True enough. Then again, I use base PI, which does require an infinite number of digits to represent a number like 4, but I consider it a minor inconvenience. posted by vacapinta at 1:29 PM on February 4
So scratching into the wall of one's prison cell to count the number of days spent in there is done in unary? posted by Kattullus at 3:01 PM on February 4
No. It's done in tally marks. There is no unary positional notation.

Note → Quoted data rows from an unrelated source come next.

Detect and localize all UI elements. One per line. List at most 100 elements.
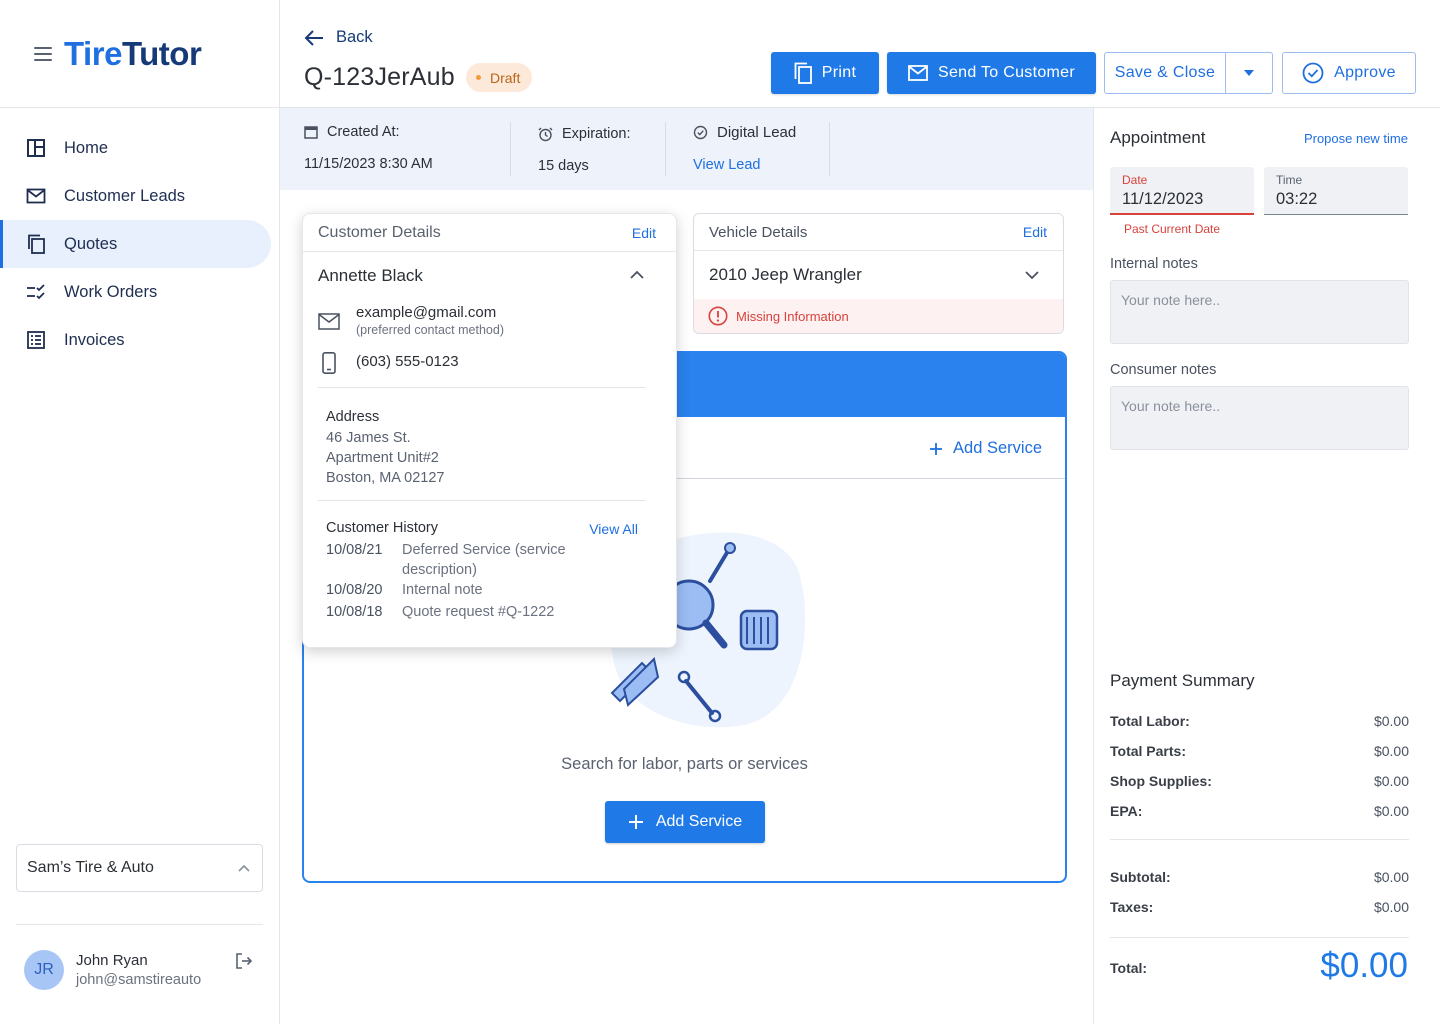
view-all-history-link[interactable]: View All [589,521,638,537]
check-circle-icon [693,125,708,140]
shop-name: Sam’s Tire & Auto [27,859,154,876]
internal-notes-label: Internal notes [1110,256,1198,272]
brand-bar: TireTutor [0,0,279,108]
save-options-dropdown[interactable] [1225,52,1273,94]
plus-icon [628,815,643,829]
time-field[interactable]: Time 03:22 [1264,167,1408,215]
caret-down-icon [1244,70,1254,76]
expiration: Expiration: 15 days [538,126,631,174]
chevron-up-icon[interactable] [630,270,644,279]
divider [318,500,646,501]
sidebar-item-label: Home [64,138,109,157]
sidebar-item-label: Quotes [64,234,118,253]
divider [510,122,511,176]
customer-address: Address 46 James St. Apartment Unit#2 Bo… [326,409,445,486]
empty-state-text: Search for labor, parts or services [561,755,808,773]
user-name: John Ryan [76,952,148,969]
vehicle-name: 2010 Jeep Wrangler [709,265,862,284]
menu-icon[interactable] [34,46,52,61]
sidebar-item-invoices[interactable]: Invoices [0,316,271,364]
shop-selector[interactable]: Sam’s Tire & Auto [16,844,263,892]
payment-row-parts: Total Parts: $0.00 [1110,743,1409,759]
total-label: Total: [1110,960,1148,976]
main-nav: Home Customer Leads Quotes Work Orders I… [0,108,279,364]
phone-icon [322,352,336,374]
status-badge: Draft [466,63,533,92]
history-item: 10/08/18 Quote request #Q-1222 [326,604,555,620]
add-service-button[interactable]: Add Service [605,801,765,843]
user-profile: JR John Ryan john@samstireauto [24,950,259,990]
sidebar-item-home[interactable]: Home [0,124,271,172]
chevron-up-icon [238,864,250,872]
plus-icon [930,442,943,455]
edit-vehicle-link[interactable]: Edit [1023,224,1047,240]
divider [1110,937,1409,938]
created-at: Created At: 11/15/2023 8:30 AM [304,124,433,172]
mail-icon [318,313,340,330]
checklist-icon [27,284,45,300]
card-title: Customer Details [318,223,441,241]
send-to-customer-button[interactable]: Send To Customer [887,52,1096,94]
chevron-down-icon[interactable] [1025,270,1039,280]
save-close-button[interactable]: Save & Close [1104,52,1226,94]
right-panel: Appointment Propose new time Date 11/12/… [1093,108,1440,1024]
page-header: Back Q-123JerAub Draft Print Send To Cus… [280,0,1440,108]
internal-notes-input[interactable]: Your note here.. [1110,280,1409,344]
sidebar-item-customer-leads[interactable]: Customer Leads [0,172,271,220]
status-dot [476,75,481,80]
view-lead-link[interactable]: View Lead [693,157,796,173]
payment-row-labor: Total Labor: $0.00 [1110,713,1409,729]
consumer-notes-input[interactable]: Your note here.. [1110,386,1409,450]
customer-name: Annette Black [318,266,423,285]
digital-lead: Digital Lead View Lead [693,124,797,173]
customer-details-card: Customer Details Edit Annette Black exam… [302,213,677,648]
propose-new-time-link[interactable]: Propose new time [1304,131,1408,146]
appointment-title: Appointment [1110,128,1206,147]
logout-icon[interactable] [235,952,253,970]
vehicle-card-header: Vehicle Details Edit [694,214,1063,251]
history-item: 10/08/21 Deferred Service (service descr… [326,542,566,578]
avatar[interactable]: JR [24,950,64,990]
sidebar: TireTutor Home Customer Leads Quotes Wor… [0,0,280,1024]
card-title: Vehicle Details [709,223,808,241]
alarm-icon [538,127,553,141]
back-label: Back [336,28,373,46]
consumer-notes-label: Consumer notes [1110,362,1217,378]
approve-button[interactable]: Approve [1282,52,1416,94]
arrow-left-icon [304,29,323,46]
print-button[interactable]: Print [771,52,879,94]
payment-row-shop-supplies: Shop Supplies: $0.00 [1110,773,1409,789]
divider [1110,839,1409,840]
vehicle-details-card: Vehicle Details Edit 2010 Jeep Wrangler … [693,213,1064,334]
divider [665,122,666,176]
add-service-link[interactable]: Add Service [929,439,1042,458]
error-icon [708,306,728,326]
sidebar-item-label: Work Orders [64,282,158,301]
home-icon [27,139,45,157]
created-value: 11/15/2023 8:30 AM [304,156,433,172]
payment-row-epa: EPA: $0.00 [1110,803,1409,819]
page-title: Q-123JerAub [304,63,455,91]
payment-summary-title: Payment Summary [1110,671,1255,690]
history-item: 10/08/20 Internal note [326,582,483,598]
invoice-icon [27,331,45,349]
calendar-icon [304,126,318,139]
check-circle-icon [1302,62,1324,84]
edit-customer-link[interactable]: Edit [632,225,656,241]
date-field[interactable]: Date 11/12/2023 [1110,167,1254,215]
missing-info-warning: Missing Information [694,299,1063,333]
sidebar-item-label: Invoices [64,330,125,349]
sidebar-item-label: Customer Leads [64,186,186,205]
back-link[interactable]: Back [304,28,373,47]
sidebar-item-work-orders[interactable]: Work Orders [0,268,271,316]
user-email: john@samstireauto [76,972,202,988]
divider [318,387,646,388]
sidebar-item-quotes[interactable]: Quotes [0,220,271,268]
logo[interactable]: TireTutor [64,35,202,73]
quote-info-strip: Created At: 11/15/2023 8:30 AM Expiratio… [280,108,1093,190]
divider [16,924,263,925]
customer-email: example@gmail.com (preferred contact met… [318,304,504,337]
copy-icon [28,234,45,254]
total-value: $0.00 [1320,946,1408,985]
vehicle-row[interactable]: 2010 Jeep Wrangler [694,251,1063,299]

Tally marks and derivatives (such as Roman numerals) are what was superseded by positional notations for the purposes of calculation. Tally marks are still much easier to use for making frequently updated counts, though. posted by flabdablet at 4:07 PM on February 7
So what's the difference between unary systems and tally marks? From googling around it all I've found is pages that say that they're equivalent. posted by Kattullus at 6:36 PM on February 7
A tally mark is a unary system, but as vacapinta pointed out, it's a unary bijective system, not a unary positional system. So if you read "unary" as meaning "like binary, but base 1", then that's nothing like the tally mark system. If you read "unary" as meaning "this is what we're calling the tally mark system, because, hey, woo, confusion is awesome", then there is no difference between unary and the tally mark system at all.